Une réponse africaine au défi du financement de l’énergie

Portée par les pays membres de l’APPO, avec le soutien d’Afreximbank, la Banque africaine de l’Énergie vise à lever l’un des principaux freins au développement du secteur : l’accès aux financements. Malgré un potentiel énergétique considérable, de nombreux projets africains peinent encore à voir le jour faute de mécanismes financiers adaptés.

Pour le ministre ivoirien des Mines, du Pétrole et de l’Énergie, Mamadou Sangafowa-Coulibaly, également président de l’APPO, la création de cette banque s’inscrit dans une dynamique de souveraineté économique.
« Il s’agit de permettre à l’Afrique de financer son énergie par ses propres moyens », a-t-il souligné.

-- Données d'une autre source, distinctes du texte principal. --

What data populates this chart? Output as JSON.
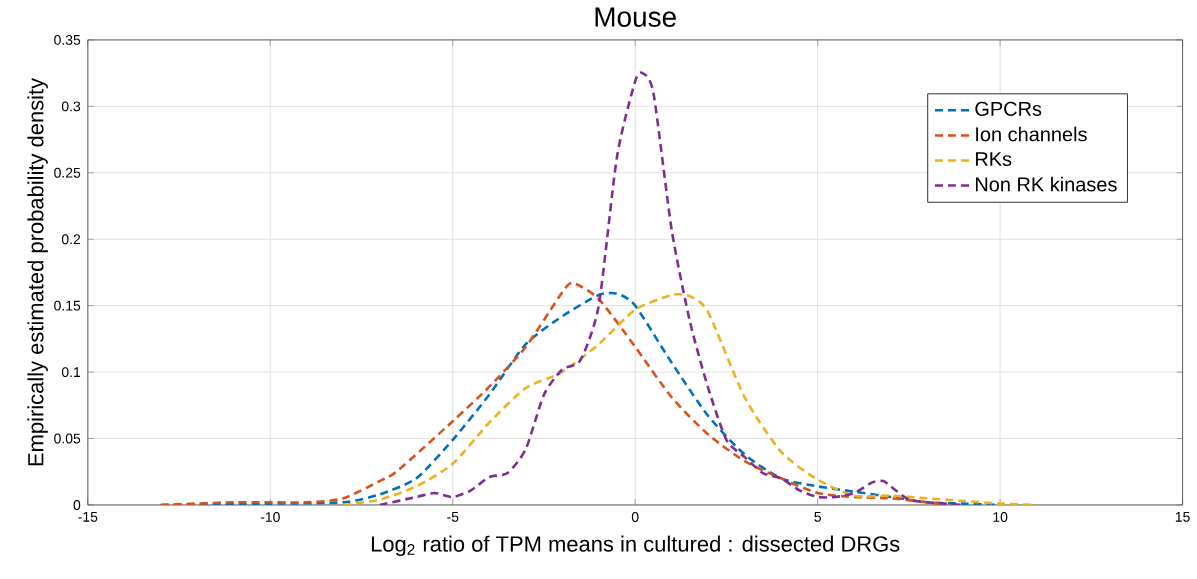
{
  "chart_data": {
    "type": "line",
    "title": "Mouse",
    "xlabel": "Log$_{2}$ ratio of TPM means in cultured : dissected DRGs",
    "ylabel": "Empirically estimated probability density",
    "xlim": [
      -15,
      15
    ],
    "ylim": [
      0,
      0.35
    ],
    "xticks": [
      -15,
      -10,
      -5,
      0,
      5,
      10,
      15
    ],
    "yticks": [
      0,
      0.05,
      0.1,
      0.15,
      0.2,
      0.25,
      0.3,
      0.35
    ],
    "grid": true,
    "legend": "top right",
    "line_style": "dashed",
    "marker": "none",
    "series": [
      {
        "name": "GPCRs",
        "color": "#0072bd",
        "x": [
          -13,
          -10,
          -8,
          -7,
          -6,
          -5,
          -4,
          -3,
          -2,
          -1,
          -0.5,
          0,
          1,
          2,
          3,
          4,
          5,
          6,
          7,
          8,
          9,
          10
        ],
        "values": [
          0,
          0.001,
          0.002,
          0.008,
          0.02,
          0.049,
          0.083,
          0.121,
          0.142,
          0.158,
          0.159,
          0.15,
          0.107,
          0.067,
          0.038,
          0.02,
          0.014,
          0.01,
          0.006,
          0.002,
          0.001,
          0
        ]
      },
      {
        "name": "Ion channels",
        "color": "#d95319",
        "x": [
          -13,
          -11,
          -9,
          -8,
          -7,
          -6.5,
          -5,
          -4,
          -3,
          -2,
          -1.7,
          -1,
          0,
          1,
          2,
          3,
          4,
          5,
          6,
          7,
          8,
          8.5
        ],
        "values": [
          0,
          0.002,
          0.002,
          0.005,
          0.018,
          0.026,
          0.063,
          0.089,
          0.119,
          0.16,
          0.167,
          0.155,
          0.119,
          0.081,
          0.053,
          0.033,
          0.02,
          0.009,
          0.006,
          0.005,
          0.002,
          0
        ]
      },
      {
        "name": "RKs",
        "color": "#edb120",
        "x": [
          -8,
          -7,
          -6,
          -5,
          -4,
          -3,
          -2,
          -1,
          0,
          1,
          1.5,
          2,
          3,
          4,
          5,
          6,
          7,
          8,
          9,
          10,
          11
        ],
        "values": [
          0,
          0.004,
          0.014,
          0.031,
          0.062,
          0.088,
          0.1,
          0.121,
          0.147,
          0.158,
          0.157,
          0.145,
          0.081,
          0.04,
          0.019,
          0.007,
          0.007,
          0.005,
          0.003,
          0.001,
          0
        ]
      },
      {
        "name": "Non RK kinases",
        "color": "#7e2f8e",
        "x": [
          -7,
          -6,
          -5.5,
          -5,
          -4.5,
          -4,
          -3.5,
          -3,
          -2.5,
          -2,
          -1.5,
          -1,
          -0.5,
          0,
          0.2,
          0.5,
          1,
          1.5,
          2,
          2.5,
          3,
          3.5,
          4,
          4.5,
          5,
          5.5,
          6,
          6.5,
          6.8,
          7,
          7.5,
          8,
          8.5,
          9
        ],
        "values": [
          0,
          0.006,
          0.009,
          0.006,
          0.011,
          0.021,
          0.024,
          0.042,
          0.083,
          0.102,
          0.109,
          0.15,
          0.262,
          0.319,
          0.325,
          0.31,
          0.207,
          0.138,
          0.088,
          0.049,
          0.036,
          0.024,
          0.02,
          0.011,
          0.006,
          0.006,
          0.009,
          0.017,
          0.018,
          0.014,
          0.004,
          0.002,
          0.001,
          0
        ]
      }
    ]
  }
}
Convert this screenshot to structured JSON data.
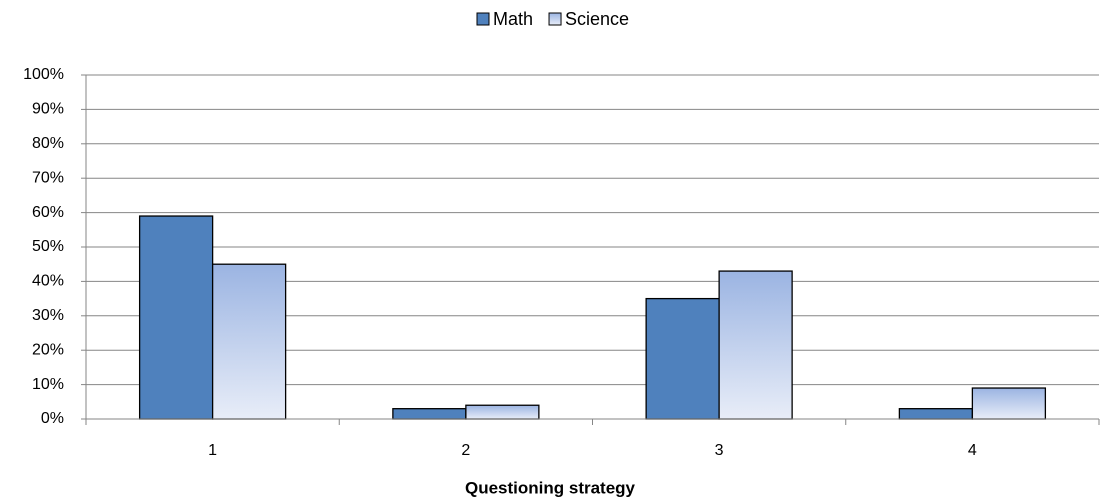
{
  "chart_data": {
    "type": "bar",
    "x_label": "Questioning strategy",
    "categories": [
      "1",
      "2",
      "3",
      "4"
    ],
    "series": [
      {
        "name": "Math",
        "color": "#4f81bd",
        "values": [
          59,
          3,
          35,
          3
        ]
      },
      {
        "name": "Science",
        "color": "#a4bbe4",
        "values": [
          45,
          4,
          43,
          9
        ]
      }
    ],
    "ylim": [
      0,
      100
    ],
    "yticks": [
      {
        "value": 0,
        "label": "0%"
      },
      {
        "value": 10,
        "label": "10%"
      },
      {
        "value": 20,
        "label": "20%"
      },
      {
        "value": 30,
        "label": "30%"
      },
      {
        "value": 40,
        "label": "40%"
      },
      {
        "value": 50,
        "label": "50%"
      },
      {
        "value": 60,
        "label": "60%"
      },
      {
        "value": 70,
        "label": "70%"
      },
      {
        "value": 80,
        "label": "80%"
      },
      {
        "value": 90,
        "label": "90%"
      },
      {
        "value": 100,
        "label": "100%"
      }
    ],
    "grid": true,
    "legend": "top"
  }
}
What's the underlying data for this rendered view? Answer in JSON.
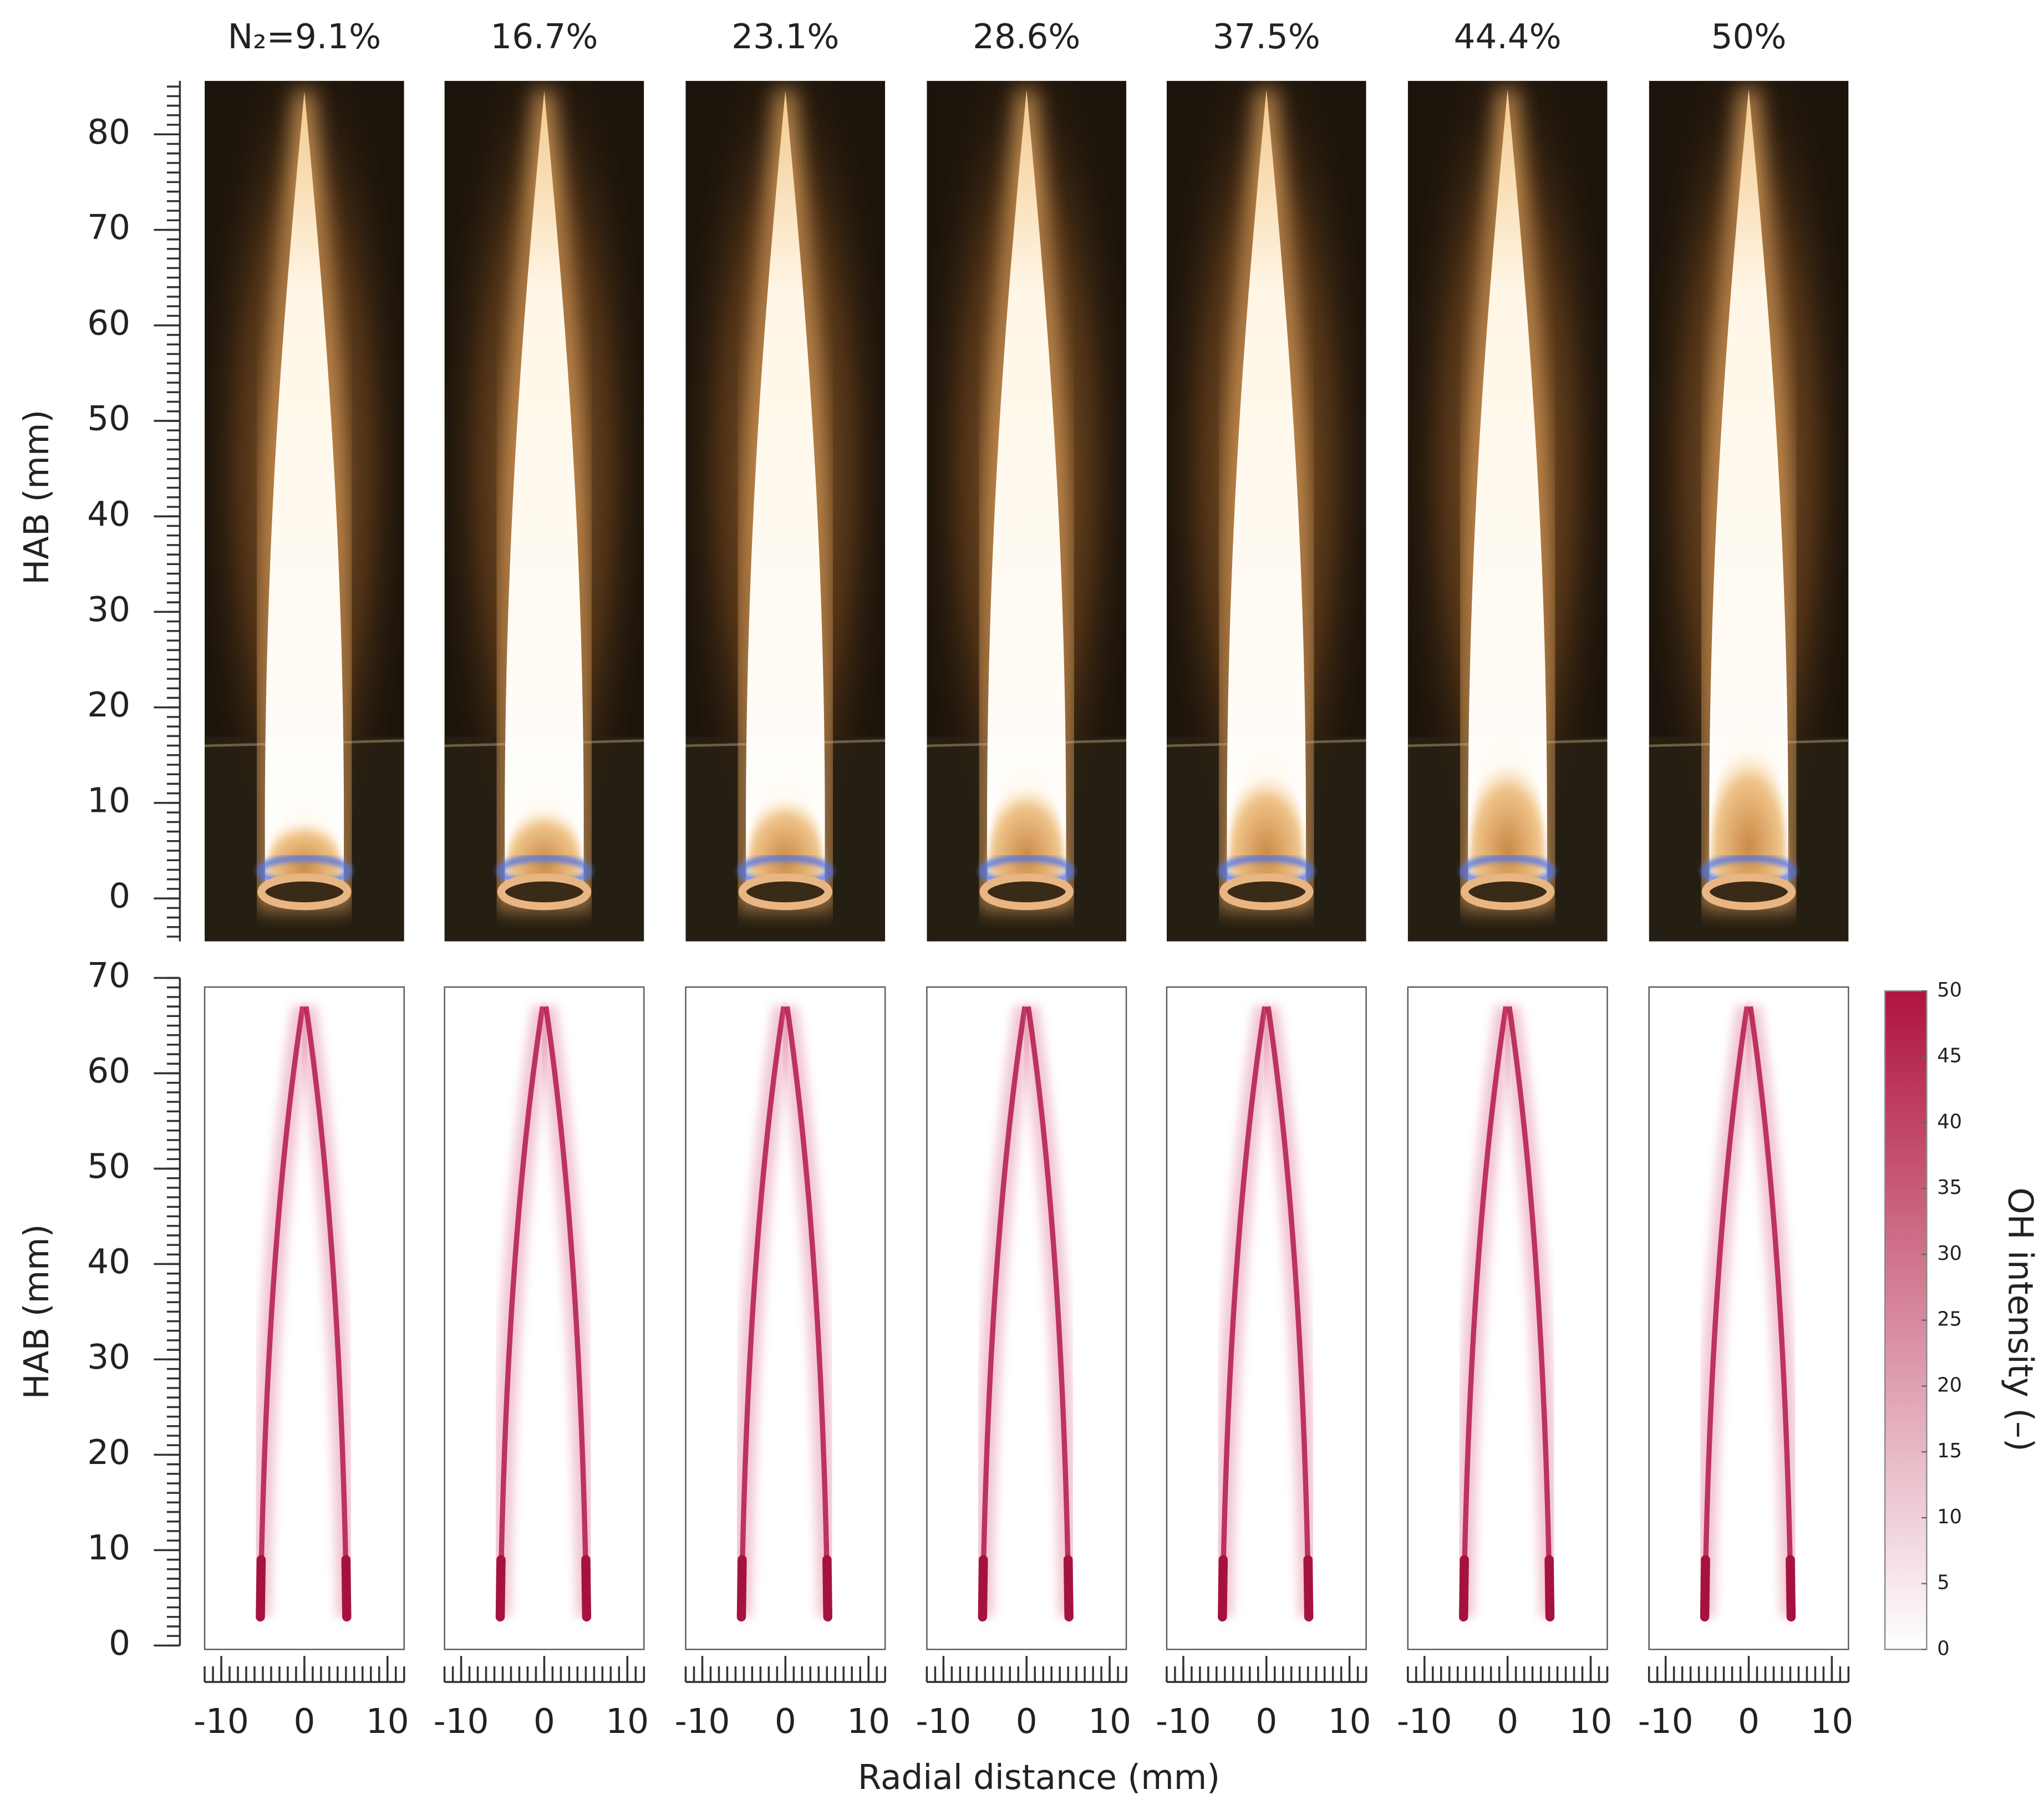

Le Nigéria joue un rôle moteur

L’un des signaux forts issus de la rencontre d’Abuja est l’engagement du Nigéria, qui a déjà versé sa contribution au capital de la banque et mis à disposition son siège provisoire, entièrement équipé, au sein de l’immeuble d’Afreximbank dans la capitale fédérale.

Ces avancées permettent d’envisager un démarrage rapide des activités, même si certains États membres finalisent encore leurs engagements financiers.

Un levier de croissance et d’intégration régionale

Au-delà du financement des projets pétroliers, gaziers et d’énergies renouvelables, la Banque africaine de l’Énergie ambitionne de sécuriser la chaîne de valeur énergétique africaine et de stimuler l’industrialisation du continent.

Selon les responsables de l’APPO, l’institution devrait également contribuer à réduire la volatilité énergétique, renforcer l’intégration régionale et soutenir les stratégies nationales de développement.

Lancement attendu d’ici mi-2026

Les prochaines étapes porteront sur la mise en place des organes de gouvernance, notamment l’Assemblée générale, le Conseil d’administration et la nomination du directeur général, dans le respect des standards internationaux.

Si la prudence reste de mise sur le calendrier, le lancement effectif des activités de la Banque africaine de l’Énergie est attendu avant juin 2026, ouvrant la voie à une nouvelle architecture financière pour le secteur énergétique africain.